Welsh priest and scholar (1813–1895)

Thomas Briscoe (30 June 1813 - 16 February 1895) was a Welsh priest and scholar, who was a Fellow of Jesus College, Oxford for 25 years and Vicar of Holyhead for 37 years. He also translated the New Testament, and some books of the Old Testament, into Welsh.

==Life==
Briscoe was born in Wrexham, Wales and educated at Ruthin School. He then studied at Jesus College, Oxford, gaining a first class Bachelor of Arts degree in Literae Humaniores in 1833. He gained his Master of Arts degree in 1836, the year that he was ordained deacon. He was ordained priest in 1837 and became curate of Henllan, Denbighshire, holding this post until 1840. In 1843, he was awarded a Bachelor of Divinity degree by the University of Oxford, obtaining his doctorate in 1868.

He was appointed to a fellowship at Jesus College in 1834, holding this until 1859. He served as college tutor from 1835 to 1839 and again from 1843 to 1857; he was also vice-principal from 1849 to 1858. In 1858, he became vicar of Holyhead, remaining vicar until his death on 16 February 1895. He was also chancellor of Bangor Cathedral from 1877, and his library was presented to the cathedral after his death.

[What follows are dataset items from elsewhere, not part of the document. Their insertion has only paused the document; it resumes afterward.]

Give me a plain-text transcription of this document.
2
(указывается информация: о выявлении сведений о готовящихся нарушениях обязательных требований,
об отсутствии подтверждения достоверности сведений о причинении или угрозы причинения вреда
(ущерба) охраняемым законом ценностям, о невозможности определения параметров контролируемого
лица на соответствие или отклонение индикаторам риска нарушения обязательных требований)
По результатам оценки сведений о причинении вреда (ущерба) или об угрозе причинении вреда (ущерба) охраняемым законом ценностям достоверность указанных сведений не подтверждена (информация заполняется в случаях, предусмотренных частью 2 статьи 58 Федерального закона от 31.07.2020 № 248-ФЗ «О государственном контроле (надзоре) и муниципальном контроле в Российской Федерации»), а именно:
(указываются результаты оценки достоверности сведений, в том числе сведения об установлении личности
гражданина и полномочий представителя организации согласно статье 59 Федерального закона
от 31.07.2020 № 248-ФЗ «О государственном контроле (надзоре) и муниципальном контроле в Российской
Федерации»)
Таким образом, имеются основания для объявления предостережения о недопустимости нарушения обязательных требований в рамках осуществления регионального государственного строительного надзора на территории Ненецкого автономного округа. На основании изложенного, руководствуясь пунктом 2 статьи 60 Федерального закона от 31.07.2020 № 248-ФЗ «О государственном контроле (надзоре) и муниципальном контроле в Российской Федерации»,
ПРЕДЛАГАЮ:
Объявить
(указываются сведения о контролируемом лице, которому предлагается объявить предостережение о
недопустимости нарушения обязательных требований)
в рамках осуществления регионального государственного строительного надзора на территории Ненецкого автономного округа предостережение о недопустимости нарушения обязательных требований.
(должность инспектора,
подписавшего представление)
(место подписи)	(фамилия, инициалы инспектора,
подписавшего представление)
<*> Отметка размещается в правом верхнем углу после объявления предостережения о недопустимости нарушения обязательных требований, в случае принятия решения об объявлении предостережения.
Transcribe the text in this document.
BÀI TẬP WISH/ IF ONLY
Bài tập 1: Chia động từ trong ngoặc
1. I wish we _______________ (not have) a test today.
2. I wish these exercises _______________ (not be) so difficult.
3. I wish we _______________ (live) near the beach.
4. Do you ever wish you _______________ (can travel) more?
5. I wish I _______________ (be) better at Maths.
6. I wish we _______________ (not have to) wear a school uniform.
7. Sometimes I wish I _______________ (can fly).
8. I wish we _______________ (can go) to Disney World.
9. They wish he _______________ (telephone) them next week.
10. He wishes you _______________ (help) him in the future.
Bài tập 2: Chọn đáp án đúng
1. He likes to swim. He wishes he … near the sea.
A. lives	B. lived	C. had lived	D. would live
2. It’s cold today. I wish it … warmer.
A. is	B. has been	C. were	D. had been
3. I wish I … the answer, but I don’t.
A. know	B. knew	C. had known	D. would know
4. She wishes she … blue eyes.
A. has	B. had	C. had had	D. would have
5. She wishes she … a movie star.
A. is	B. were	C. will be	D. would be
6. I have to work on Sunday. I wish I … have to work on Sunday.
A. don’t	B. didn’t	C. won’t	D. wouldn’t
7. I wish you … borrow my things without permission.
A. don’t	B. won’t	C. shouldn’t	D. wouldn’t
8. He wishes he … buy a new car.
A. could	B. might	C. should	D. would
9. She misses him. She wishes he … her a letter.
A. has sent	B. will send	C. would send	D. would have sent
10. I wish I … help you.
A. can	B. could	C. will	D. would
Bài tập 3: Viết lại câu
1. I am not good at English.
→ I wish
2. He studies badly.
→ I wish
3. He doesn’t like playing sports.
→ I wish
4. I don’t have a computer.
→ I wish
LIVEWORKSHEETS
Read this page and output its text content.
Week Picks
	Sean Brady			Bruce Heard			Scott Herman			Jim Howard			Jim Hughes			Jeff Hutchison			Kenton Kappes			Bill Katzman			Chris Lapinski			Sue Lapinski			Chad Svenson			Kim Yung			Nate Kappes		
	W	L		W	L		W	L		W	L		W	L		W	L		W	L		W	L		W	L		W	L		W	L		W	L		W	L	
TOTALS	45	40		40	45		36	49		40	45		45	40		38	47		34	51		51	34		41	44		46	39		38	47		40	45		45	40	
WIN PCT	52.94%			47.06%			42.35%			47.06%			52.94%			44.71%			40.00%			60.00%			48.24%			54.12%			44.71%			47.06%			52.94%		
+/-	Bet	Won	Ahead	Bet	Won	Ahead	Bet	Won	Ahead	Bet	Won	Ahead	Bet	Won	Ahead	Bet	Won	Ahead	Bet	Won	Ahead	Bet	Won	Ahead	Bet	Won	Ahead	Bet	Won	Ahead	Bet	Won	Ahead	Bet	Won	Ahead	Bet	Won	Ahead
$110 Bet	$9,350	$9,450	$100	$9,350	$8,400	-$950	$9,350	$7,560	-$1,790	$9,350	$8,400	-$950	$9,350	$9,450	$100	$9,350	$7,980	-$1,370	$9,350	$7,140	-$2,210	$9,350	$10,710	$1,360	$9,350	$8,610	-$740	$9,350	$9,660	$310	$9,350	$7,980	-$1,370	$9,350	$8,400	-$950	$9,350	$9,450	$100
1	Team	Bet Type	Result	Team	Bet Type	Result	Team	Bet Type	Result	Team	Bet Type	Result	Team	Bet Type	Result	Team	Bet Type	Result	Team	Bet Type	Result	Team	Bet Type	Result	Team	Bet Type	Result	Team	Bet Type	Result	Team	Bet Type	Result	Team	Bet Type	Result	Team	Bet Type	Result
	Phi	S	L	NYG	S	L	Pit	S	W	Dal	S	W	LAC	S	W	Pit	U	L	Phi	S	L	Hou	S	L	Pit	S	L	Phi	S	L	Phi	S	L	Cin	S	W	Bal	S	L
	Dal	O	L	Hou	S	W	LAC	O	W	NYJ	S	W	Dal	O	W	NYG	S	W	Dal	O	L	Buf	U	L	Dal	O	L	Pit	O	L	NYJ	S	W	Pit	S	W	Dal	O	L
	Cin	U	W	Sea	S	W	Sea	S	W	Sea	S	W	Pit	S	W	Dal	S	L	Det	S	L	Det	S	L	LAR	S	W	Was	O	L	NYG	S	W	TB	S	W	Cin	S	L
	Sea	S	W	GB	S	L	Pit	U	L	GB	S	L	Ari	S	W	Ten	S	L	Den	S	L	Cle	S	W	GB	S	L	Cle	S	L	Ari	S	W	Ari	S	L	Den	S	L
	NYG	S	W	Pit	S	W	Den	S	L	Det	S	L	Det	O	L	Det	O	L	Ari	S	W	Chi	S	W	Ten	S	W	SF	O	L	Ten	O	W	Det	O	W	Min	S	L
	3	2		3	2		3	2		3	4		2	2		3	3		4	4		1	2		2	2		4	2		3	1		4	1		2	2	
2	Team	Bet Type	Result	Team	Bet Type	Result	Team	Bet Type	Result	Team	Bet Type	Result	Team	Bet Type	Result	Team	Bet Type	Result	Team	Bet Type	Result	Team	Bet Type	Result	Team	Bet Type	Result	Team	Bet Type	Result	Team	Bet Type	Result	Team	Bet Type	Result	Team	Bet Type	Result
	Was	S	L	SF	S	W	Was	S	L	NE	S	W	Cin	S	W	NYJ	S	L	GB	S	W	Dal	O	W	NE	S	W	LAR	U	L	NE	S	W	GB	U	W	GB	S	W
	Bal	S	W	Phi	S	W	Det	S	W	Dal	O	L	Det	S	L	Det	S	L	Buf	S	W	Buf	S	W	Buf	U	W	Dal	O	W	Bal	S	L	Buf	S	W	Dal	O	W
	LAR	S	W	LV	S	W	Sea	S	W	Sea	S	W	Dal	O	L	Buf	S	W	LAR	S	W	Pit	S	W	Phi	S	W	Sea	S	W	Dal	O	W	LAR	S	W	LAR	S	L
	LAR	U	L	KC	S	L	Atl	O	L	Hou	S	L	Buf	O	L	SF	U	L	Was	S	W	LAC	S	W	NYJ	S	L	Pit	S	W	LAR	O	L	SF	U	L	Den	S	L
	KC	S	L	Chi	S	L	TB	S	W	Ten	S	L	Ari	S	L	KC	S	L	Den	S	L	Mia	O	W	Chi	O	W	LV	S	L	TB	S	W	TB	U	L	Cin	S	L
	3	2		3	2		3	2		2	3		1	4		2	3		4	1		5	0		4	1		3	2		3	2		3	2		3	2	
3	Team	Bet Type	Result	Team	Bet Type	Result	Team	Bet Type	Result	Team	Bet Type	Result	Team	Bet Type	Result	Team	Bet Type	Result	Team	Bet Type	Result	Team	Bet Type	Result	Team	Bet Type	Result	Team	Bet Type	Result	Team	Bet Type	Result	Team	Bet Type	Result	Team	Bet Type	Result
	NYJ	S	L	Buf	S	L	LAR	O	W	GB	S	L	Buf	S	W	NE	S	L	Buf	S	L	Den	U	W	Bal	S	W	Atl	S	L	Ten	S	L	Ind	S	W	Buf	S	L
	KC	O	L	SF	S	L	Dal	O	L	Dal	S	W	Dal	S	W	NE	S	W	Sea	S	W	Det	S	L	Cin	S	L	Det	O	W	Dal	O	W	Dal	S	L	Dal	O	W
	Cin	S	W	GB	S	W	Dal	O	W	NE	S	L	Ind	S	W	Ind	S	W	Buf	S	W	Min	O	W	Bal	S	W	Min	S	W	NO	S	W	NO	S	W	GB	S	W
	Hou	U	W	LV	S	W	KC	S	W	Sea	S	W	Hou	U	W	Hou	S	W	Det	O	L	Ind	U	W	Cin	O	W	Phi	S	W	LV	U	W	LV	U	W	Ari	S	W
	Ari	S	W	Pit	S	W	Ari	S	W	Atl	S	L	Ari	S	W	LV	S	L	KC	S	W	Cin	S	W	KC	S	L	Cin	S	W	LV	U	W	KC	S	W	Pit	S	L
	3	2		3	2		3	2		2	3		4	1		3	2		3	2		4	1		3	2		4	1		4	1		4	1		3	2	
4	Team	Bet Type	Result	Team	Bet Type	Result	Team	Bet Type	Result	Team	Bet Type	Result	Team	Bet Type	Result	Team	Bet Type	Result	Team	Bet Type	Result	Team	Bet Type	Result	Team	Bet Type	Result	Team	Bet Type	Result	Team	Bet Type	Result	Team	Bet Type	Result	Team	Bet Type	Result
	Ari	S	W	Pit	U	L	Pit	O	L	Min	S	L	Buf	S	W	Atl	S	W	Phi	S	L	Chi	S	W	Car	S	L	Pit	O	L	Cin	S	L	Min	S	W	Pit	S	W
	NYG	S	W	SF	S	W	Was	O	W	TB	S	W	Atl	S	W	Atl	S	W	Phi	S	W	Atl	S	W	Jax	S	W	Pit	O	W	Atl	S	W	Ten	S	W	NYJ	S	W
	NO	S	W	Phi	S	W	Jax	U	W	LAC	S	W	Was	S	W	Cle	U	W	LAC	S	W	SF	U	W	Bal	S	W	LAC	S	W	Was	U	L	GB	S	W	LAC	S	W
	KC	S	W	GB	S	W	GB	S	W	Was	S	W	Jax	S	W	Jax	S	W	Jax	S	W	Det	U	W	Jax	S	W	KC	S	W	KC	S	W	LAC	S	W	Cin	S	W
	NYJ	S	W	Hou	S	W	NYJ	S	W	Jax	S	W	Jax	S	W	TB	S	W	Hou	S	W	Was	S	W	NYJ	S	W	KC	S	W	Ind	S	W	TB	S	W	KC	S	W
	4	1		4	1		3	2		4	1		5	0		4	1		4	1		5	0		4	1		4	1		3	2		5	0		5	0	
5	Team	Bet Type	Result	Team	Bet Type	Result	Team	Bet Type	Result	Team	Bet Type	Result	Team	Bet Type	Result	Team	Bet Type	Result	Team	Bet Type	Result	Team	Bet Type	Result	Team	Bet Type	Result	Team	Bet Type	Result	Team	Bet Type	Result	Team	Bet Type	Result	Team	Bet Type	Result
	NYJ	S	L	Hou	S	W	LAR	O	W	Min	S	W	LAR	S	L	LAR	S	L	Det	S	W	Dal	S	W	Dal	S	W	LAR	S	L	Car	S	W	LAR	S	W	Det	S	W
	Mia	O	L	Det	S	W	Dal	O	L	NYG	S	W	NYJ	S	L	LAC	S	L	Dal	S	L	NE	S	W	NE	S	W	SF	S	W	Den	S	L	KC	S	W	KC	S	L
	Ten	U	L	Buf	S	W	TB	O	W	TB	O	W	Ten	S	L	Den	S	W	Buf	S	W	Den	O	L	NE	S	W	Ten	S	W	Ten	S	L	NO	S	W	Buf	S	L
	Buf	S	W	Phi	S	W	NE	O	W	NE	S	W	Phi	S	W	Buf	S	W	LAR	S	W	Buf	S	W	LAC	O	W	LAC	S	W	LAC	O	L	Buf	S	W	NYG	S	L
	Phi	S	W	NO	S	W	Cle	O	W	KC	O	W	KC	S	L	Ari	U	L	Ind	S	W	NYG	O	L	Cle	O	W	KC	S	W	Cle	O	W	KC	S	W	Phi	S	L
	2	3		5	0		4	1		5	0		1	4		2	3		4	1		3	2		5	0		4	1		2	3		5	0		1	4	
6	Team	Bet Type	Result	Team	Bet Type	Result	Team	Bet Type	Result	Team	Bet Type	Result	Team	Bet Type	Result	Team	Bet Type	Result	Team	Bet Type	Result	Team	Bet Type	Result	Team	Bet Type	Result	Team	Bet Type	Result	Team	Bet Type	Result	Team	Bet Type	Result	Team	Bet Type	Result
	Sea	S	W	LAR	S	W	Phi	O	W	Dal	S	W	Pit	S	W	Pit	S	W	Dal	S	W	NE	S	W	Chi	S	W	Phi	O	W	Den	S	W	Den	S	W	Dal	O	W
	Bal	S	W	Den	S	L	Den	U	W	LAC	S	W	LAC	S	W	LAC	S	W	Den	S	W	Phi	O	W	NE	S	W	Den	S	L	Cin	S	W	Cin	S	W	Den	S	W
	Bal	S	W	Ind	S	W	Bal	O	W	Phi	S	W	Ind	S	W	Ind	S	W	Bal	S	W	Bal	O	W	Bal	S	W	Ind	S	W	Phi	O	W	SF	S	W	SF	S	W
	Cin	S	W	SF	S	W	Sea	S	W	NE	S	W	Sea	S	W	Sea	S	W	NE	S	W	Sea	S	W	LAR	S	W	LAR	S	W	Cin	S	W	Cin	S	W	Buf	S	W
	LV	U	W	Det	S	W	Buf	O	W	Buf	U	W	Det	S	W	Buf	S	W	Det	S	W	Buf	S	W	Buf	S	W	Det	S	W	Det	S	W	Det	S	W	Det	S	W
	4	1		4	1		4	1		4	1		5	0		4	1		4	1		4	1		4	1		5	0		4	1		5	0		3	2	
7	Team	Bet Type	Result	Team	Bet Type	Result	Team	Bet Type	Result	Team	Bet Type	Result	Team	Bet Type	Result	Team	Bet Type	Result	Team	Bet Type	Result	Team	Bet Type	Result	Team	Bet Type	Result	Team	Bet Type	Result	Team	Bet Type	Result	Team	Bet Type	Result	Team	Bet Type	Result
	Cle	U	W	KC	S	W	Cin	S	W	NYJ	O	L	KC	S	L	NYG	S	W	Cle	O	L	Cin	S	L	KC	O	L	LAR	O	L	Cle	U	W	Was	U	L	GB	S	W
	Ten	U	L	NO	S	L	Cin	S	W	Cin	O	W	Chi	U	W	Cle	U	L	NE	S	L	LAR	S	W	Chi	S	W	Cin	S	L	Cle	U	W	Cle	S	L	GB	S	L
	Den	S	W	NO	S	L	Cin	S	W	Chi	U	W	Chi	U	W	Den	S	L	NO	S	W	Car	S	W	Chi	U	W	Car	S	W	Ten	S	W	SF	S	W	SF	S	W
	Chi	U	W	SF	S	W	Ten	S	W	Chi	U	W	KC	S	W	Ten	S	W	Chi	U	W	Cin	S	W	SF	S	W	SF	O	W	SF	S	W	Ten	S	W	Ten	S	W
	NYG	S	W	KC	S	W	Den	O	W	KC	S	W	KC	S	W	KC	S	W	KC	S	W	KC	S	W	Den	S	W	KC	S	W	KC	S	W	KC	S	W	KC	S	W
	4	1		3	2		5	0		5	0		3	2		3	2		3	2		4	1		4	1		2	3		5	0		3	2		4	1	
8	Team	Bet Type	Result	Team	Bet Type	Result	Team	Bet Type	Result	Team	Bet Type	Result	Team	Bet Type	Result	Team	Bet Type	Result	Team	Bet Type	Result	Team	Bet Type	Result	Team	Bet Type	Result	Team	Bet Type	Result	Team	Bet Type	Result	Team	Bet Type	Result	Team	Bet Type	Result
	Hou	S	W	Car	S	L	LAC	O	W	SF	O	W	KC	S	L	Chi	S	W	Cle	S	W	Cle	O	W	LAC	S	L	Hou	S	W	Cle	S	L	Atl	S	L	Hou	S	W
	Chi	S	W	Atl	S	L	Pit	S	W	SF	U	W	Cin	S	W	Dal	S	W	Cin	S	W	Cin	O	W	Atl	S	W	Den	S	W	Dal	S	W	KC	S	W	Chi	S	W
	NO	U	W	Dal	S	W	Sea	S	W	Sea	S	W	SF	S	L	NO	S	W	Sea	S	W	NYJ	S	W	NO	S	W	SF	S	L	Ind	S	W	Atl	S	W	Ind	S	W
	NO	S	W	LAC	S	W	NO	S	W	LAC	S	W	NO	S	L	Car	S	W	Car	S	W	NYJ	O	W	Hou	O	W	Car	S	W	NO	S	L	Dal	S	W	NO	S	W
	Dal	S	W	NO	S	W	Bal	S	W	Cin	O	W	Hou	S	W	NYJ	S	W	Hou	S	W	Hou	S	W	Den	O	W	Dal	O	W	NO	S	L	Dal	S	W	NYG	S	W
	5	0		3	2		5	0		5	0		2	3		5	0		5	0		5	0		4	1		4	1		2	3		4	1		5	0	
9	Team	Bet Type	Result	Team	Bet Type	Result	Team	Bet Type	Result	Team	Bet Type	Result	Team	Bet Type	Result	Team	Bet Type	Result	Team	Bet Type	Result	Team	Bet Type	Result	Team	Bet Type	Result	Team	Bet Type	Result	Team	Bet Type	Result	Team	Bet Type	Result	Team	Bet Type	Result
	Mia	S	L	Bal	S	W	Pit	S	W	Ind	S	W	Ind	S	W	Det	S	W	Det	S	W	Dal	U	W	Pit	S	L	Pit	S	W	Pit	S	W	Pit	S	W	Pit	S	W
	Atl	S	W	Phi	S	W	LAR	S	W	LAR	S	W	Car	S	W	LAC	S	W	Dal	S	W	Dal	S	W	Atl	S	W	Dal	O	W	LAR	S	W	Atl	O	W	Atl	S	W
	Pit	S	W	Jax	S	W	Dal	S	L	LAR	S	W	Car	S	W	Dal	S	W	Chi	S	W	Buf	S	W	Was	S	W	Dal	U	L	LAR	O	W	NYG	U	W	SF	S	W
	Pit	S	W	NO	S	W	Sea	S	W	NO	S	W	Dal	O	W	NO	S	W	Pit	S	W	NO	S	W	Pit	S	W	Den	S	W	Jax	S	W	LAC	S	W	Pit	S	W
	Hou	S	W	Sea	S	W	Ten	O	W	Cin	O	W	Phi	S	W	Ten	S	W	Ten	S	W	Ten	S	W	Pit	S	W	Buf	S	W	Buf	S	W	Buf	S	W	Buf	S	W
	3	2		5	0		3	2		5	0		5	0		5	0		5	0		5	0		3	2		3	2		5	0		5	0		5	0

Briscoe's scholastic interests encompassed ancient and modern languages, particularly Welsh. He translated a theological work by Ellendorff from German into Welsh in 1851 and four books of the Old Testament (Isaiah, Job, Psalms and Proverbs) from Hebrew into Welsh between 1853 and 1855. In 1894 he translated the New Testament into Welsh following the English Revised Version of 1881.